Cientos. Su deslumbrante energía lo cegó. Quería arrebatarles esa energía.

Cuando volvió en sí, estaba a cuatro patas y un largo y reluciente hilo de baba caía desde su labio inferior al barro.

—¿Ahora? —preguntó.

Sí.

Gary hizo una señal y los trabajadores muertos descendieron de las escaleras para reunirse a su alrededor. Fue más allá con su mente y llamó a otros —un ejército de ellos— desde lugares tan lejanos como el lago. Una vez le cogió el tranquillo, era fácil. No necesitaba darles instrucciones detalladas como tenía que hacer con el hombre sin nariz y la mujer sin rostro. No tenía que gestionar las menudencias. Sencillamente les decía lo que quería y ellos lo hacían sin replicar. Era agradable. Era asombroso. Convocó a más, a tantos como pudo.

Déjame unos cuantos para poner un techo sobre mi cabeza, ¿eh, amigo?

Gary asintió, pero estaba demasiado ocupado reuniendo su ejército para prestarle demasiada atención al druida.

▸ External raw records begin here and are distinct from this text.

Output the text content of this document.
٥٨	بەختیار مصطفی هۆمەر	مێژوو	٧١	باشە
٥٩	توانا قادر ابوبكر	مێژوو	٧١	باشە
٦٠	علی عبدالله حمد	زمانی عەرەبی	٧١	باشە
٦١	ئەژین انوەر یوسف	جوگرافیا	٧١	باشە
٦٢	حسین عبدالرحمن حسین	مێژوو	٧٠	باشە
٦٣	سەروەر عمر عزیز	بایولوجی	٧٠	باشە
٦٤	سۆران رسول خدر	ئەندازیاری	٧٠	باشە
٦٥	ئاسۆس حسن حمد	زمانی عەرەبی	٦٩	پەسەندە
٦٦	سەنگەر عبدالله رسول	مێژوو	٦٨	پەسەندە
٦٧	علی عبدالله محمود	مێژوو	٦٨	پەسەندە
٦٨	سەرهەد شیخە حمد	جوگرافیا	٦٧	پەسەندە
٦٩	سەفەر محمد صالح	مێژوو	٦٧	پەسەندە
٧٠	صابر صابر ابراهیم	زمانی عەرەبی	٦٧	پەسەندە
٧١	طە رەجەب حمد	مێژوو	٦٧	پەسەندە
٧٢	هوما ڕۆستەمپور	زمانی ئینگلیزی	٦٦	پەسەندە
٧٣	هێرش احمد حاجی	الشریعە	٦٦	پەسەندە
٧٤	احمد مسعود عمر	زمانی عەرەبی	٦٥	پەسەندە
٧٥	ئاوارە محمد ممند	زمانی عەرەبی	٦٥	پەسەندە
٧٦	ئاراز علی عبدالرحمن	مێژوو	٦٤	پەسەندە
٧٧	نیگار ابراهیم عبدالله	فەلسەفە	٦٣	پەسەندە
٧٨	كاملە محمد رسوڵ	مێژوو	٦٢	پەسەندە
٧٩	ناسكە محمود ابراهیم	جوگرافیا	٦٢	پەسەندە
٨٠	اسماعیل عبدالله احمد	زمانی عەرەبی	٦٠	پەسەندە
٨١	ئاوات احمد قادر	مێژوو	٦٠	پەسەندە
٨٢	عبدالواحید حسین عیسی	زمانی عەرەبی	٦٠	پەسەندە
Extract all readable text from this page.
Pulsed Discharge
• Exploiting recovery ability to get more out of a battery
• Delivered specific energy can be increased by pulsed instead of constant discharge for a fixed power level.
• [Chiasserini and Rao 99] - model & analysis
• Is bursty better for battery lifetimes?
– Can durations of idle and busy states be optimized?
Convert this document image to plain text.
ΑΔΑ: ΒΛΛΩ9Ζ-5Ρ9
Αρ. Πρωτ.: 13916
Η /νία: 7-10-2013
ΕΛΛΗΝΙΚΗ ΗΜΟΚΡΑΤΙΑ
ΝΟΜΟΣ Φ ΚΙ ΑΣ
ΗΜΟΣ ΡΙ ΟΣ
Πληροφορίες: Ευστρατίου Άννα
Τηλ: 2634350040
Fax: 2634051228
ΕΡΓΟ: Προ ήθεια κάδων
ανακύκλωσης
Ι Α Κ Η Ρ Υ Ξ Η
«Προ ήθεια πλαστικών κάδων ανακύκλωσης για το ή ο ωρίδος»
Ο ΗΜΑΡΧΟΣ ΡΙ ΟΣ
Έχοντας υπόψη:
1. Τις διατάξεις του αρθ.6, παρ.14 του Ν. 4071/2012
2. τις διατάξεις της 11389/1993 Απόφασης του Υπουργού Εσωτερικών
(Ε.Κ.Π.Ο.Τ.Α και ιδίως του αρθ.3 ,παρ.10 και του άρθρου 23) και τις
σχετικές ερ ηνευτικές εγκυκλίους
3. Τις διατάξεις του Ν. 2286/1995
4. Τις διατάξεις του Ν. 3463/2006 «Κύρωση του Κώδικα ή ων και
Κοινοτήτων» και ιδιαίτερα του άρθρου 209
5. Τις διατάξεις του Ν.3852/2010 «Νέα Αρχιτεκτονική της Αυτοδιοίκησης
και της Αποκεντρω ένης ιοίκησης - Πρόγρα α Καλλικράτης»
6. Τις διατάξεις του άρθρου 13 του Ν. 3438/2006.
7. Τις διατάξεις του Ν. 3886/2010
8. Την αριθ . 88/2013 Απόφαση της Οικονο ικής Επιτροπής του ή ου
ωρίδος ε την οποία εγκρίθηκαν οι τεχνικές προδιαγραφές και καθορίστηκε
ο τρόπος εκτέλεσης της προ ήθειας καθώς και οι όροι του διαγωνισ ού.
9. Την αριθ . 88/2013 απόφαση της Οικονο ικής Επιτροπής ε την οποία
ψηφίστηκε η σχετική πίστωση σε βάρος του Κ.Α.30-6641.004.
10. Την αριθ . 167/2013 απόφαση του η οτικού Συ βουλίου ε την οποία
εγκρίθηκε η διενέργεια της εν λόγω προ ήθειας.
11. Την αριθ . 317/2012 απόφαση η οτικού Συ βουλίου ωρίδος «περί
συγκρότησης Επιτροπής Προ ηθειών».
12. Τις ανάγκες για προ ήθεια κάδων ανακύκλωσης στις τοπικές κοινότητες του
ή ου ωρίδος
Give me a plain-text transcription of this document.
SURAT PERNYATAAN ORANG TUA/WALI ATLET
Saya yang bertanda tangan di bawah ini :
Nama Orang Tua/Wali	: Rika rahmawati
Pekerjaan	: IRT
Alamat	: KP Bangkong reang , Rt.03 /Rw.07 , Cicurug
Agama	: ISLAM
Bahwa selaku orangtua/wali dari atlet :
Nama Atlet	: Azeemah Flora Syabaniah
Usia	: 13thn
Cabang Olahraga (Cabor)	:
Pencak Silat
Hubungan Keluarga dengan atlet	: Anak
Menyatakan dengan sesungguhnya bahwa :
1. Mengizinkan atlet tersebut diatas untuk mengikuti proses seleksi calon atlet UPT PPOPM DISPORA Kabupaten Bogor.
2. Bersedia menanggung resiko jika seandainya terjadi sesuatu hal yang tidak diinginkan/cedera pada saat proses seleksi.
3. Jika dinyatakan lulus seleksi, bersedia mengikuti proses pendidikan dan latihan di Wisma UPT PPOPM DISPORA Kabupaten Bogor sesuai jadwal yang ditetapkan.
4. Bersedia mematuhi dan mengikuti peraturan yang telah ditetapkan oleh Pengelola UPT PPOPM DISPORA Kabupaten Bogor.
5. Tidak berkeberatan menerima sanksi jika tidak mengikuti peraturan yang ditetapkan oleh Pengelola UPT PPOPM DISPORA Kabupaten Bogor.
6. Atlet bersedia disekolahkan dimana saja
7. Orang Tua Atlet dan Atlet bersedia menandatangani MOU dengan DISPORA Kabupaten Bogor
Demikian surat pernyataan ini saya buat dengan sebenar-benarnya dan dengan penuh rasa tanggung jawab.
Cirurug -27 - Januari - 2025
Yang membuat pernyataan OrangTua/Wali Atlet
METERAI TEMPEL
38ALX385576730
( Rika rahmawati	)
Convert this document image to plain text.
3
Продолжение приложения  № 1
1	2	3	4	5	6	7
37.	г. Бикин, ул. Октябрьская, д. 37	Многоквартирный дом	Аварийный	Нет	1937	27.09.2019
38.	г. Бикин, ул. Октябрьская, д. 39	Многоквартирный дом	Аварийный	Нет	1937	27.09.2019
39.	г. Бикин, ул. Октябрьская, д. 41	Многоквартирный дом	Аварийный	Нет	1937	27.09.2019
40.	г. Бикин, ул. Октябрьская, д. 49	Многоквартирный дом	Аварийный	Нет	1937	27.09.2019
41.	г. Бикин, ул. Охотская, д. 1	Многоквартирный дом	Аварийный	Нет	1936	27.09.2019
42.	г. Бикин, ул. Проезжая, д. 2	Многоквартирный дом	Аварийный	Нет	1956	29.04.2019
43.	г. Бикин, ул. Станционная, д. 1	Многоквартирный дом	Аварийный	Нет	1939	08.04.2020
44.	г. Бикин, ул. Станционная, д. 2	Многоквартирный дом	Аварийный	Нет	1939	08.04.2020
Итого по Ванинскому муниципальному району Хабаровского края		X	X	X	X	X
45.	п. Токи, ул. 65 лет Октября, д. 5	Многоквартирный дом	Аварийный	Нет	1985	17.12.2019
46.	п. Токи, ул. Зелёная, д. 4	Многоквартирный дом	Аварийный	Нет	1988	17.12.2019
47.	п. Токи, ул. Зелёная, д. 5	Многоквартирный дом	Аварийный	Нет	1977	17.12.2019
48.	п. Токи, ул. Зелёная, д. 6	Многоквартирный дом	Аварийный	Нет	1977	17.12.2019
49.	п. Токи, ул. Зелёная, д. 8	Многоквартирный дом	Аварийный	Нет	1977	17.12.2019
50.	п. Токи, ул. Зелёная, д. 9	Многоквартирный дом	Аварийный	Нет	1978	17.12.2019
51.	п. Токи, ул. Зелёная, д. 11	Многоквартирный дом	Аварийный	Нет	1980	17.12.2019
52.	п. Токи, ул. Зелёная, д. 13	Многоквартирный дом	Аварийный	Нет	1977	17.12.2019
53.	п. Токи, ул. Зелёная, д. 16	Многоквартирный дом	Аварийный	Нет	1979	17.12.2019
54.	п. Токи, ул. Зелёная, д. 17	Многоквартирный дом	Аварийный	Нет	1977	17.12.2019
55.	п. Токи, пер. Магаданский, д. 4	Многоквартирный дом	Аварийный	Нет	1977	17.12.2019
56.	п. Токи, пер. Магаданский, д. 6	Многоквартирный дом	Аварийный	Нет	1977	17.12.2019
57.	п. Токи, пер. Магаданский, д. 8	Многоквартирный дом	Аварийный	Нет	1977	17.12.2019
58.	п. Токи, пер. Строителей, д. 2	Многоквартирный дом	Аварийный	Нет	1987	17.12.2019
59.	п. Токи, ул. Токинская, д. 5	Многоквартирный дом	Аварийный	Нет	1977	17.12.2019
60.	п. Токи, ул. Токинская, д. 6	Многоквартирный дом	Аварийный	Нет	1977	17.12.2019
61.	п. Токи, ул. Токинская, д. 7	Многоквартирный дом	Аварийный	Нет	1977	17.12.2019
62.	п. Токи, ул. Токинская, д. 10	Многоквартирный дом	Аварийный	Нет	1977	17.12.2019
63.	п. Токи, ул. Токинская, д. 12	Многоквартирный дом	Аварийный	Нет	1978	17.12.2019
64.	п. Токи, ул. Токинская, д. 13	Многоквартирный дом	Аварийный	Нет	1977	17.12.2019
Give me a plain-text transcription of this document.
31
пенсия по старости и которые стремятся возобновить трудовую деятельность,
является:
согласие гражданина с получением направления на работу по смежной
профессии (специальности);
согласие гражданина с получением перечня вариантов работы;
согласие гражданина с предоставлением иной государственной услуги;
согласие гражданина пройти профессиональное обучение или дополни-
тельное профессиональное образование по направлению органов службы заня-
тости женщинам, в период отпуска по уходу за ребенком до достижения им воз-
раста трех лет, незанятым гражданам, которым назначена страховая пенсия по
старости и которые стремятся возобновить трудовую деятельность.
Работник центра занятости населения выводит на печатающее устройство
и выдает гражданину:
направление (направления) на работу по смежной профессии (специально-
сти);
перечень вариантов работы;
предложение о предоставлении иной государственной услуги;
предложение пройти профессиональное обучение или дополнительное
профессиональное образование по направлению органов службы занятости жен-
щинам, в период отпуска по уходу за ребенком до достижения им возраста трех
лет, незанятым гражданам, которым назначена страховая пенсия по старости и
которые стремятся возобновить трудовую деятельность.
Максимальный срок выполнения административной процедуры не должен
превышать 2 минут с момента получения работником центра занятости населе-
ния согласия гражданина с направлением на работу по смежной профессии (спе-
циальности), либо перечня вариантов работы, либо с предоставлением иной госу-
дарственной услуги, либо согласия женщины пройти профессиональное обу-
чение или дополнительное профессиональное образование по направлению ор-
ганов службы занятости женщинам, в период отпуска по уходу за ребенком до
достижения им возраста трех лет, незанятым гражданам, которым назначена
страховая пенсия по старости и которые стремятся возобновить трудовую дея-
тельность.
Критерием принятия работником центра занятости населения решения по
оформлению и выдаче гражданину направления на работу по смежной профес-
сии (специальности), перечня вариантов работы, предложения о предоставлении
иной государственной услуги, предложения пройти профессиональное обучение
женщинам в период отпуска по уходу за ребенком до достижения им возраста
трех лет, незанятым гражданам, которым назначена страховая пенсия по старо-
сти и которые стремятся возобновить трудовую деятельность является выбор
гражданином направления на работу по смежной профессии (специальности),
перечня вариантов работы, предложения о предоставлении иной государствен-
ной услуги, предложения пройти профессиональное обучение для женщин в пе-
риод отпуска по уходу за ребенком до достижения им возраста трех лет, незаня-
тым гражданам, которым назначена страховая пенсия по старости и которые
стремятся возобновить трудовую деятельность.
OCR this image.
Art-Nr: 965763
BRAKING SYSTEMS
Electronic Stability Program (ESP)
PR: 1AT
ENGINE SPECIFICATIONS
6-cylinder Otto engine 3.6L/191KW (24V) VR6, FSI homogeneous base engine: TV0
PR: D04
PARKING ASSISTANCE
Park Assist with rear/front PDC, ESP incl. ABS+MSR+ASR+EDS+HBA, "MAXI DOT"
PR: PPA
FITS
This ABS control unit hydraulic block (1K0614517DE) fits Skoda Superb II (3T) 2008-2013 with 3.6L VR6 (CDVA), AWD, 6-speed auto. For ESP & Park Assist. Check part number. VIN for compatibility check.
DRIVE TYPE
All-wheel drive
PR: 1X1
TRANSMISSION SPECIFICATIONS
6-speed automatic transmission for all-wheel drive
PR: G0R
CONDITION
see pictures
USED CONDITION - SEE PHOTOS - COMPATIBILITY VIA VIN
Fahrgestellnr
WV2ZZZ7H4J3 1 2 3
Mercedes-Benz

—Muchos… —dijo, sin saber si se estaba refiriendo a los vivos o a los muertos.

Capítulo 18

Jack me dio un teléfono móvil que parecía sacado de principios de los noventa. Un verdadero ladrillo: tenía cinco centímetros de grueso y estaba recubierto de goma por los lados para asegurar un buen agarre. La antena era casi tan grande como el propio teléfono, medía unos veinte centímetros y era tan gruesa como mi dedo índice.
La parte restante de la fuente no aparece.